ЕВГЕНИЙ ПОПОВ: На наших глазах мир сходит с ума. Не тот советский, что «во всём мире» плюс «дружба народов», а MIP вообще. Распад! Америка, что всегда была светом в окошке для уставших от «развитого социализма» россиян, целует ботинки неграм и бежит, теряя обмундирование, из Афганистана. Чопорная Англия, как и прочие пуританские страны, охотно венчает однополых, изящная Франция громит собственные архитектурные объекты. Шпана хулиганит по всей Западной Европе. Очень странная пандемия загоняет всю планету в тюрьму. Вранье, фейки, науськивание. Сирия. Украина. И так далее. Нам это надо?
МИХАИЛ ГУНДАРИН: Нам это не надо. Но при чем здесь Фазиль Искандер, который ушел из жизни пять лет назад?
Е. П.: А при том, что я всё время думаю о нем, вспоминаю наши общие дела, встречи, разговоры — и медленно начинаю понимать, что он, пожалуй, был главной литературной персоной конца ХХ века, противостоящей этому распаду. Он не «пас народы», не командовал, не лез в учителя, идеологи или «властители дум», но он ЗДРАВО МЫСЛИЛ и умел излагать эти мысли на бумаге. С помощью своих великих персонажей и Богом ему данного писательского таланта.
М. Г.: Но в это же время существовали Аксенов, Шукшин… Солженицын, наконец, чья главная книга потрясла мир почище, чем «Десять дней, которые потрясли мир» американца Джона Рида, которого Ленин велел похоронить на Красной площади у Кремлевской стены…
Е. П.: Солженицын — это отдельная тема. Перефразируя Евтушенко, можно сказать, что он в России «больше, чем писатель». А вот Аксенов и Шукшин — да. Два великих Василия русской литературы. Фазиль — третий великий. Ведь при крещении в православную веру он взял имя Василий, созвучное имени Фазиль. А «фазиль» в переводе с арабского означает «талантливый, образованный». Видите, всё совпадает. Даже значение каждой буквы в имени:
Ф — умение приспосабливаться, нежность, оригинальность идей, способность приврать;
А — сила и власть;
З — склонность к сомнениям, материальные трудности, неудовлетворенность, высокая интуиция;
И — впечатлительность, реализм, тонкая духовность, миролюбие;
Л — логика, изобретательность, музыкальность;
Ь — способность к классификации, раскладыванию по полочкам.

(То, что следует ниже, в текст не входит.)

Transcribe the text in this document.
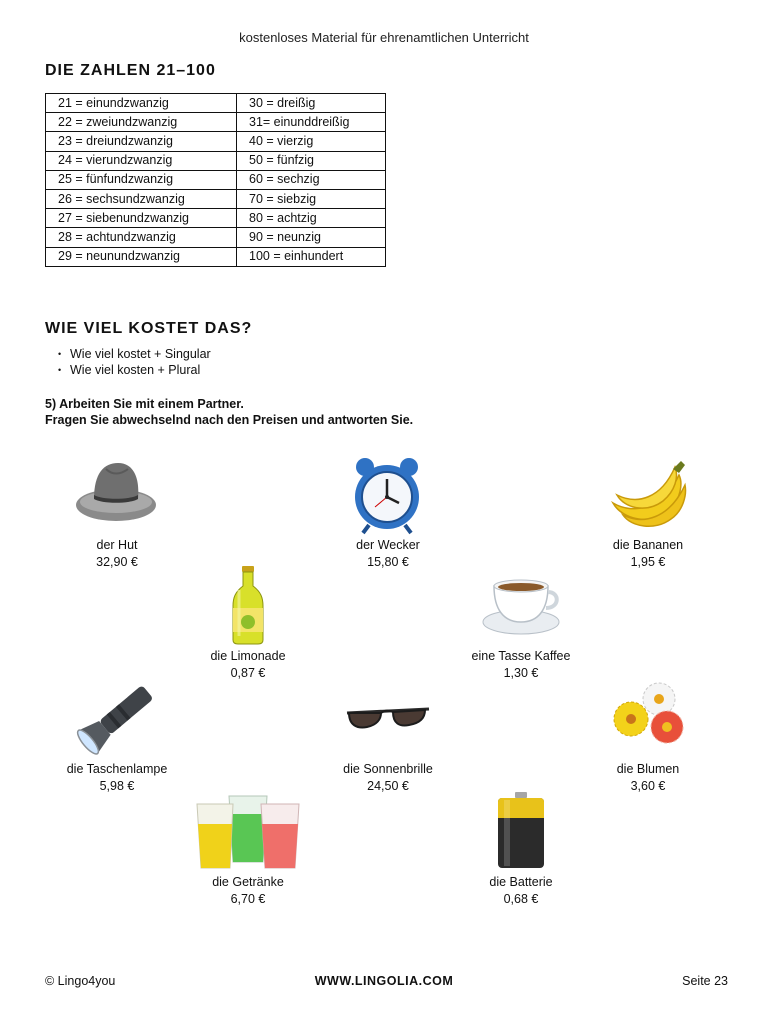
kostenloses Material für ehrenamtlichen Unterricht
DIE ZAHLEN 21–100
21 = einundzwanzig	30 = dreißig
22 = zweiundzwanzig	31= einunddreißig
23 = dreiundzwanzig	40 = vierzig
24 = vierundzwanzig	50 = fünfzig
25 = fünfundzwanzig	60 = sechzig
26 = sechsundzwanzig	70 = siebzig
27 = siebenundzwanzig	80 = achtzig
28 = achtundzwanzig	90 = neunzig
29 = neunundzwanzig	100 = einhundert
WIE VIEL KOSTET DAS?
• Wie viel kostet + Singular
• Wie viel kosten + Plural
5) Arbeiten Sie mit einem Partner.
Fragen Sie abwechselnd nach den Preisen und antworten Sie.
der Hut
32,90 €
der Wecker
15,80 €
die Bananen
1,95 €
die Limonade
0,87 €
eine Tasse Kaffee
1,30 €
die Taschenlampe
5,98 €
die Sonnenbrille
24,50 €
die Blumen
3,60 €
die Getränke
6,70 €
die Batterie
0,68 €
© Lingo4you	WWW.LINGOLIA.COM	Seite 23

Понимаете, великий Аксенов — певец распада России, исследователь ее мерзостей и таинственных воспарений, многим казавшийся стилягой, «штатником» и баловнем судьбы. Великий Шукшин — плоть от плоти, душа народная, которая «не жалеет, не зовет» и пытается не плакать. А великий Искандер — ДРУГОЙ. Он не подвержен сиюминутному, непродуманному, невыверенному, не оснащенному вековой мудростью предков. Он — препятствие на пути хаоса, он не склонен к экзальтации, преувеличениям, истерике. Он за эволюцию, а не за «бунт бессмысленный и беспощадный». Родившийся на Кавказе, Искандер — писатель ИМПЕРСКИЙ, и ничего дурного в этом определении нет. Ведь в эпике крохотного горного села Чегем как в капле воды отразились все страсти минувшего века, сюжеты существования людей на огромном имперском пространстве от Владивостока до Калининграда, в которое и Кавказ входит, и Средняя Азия, и Сибирь, и Дальний Восток.
Искандера читающая интеллигенция воспринимала сначала как красивого, но среднего поэта из плеяды «Юности», потом — как сатирика / юмориста / анекдотчика / антисоветчика типа Владимира Войновича. И лишь время определило его подлинный масштаб.
Если искать приблизительные поэтические аналоги, то Аксенов — это будет вам Маяковский конца ХХ века, Есенин обернется Шукшиным, а Искандер окажется скорее Пастернаком, чем Мандельштамом. Ведь он, подобно автору «Доктора Живаго», страдал только за свои тексты, с сильными мира сего дружбу не водил, существовал — с их милостивого разрешения — где-то чуть-чуть в сторонке от крутых реалий действительности, на периферии советского «литературного процесса», диссидентом не был, не спился, не застрелился, слава богу!.. Временами был очень мрачен, если не сказать депрессивен, иногда хохотал своим неповторимым искандеровским смехом.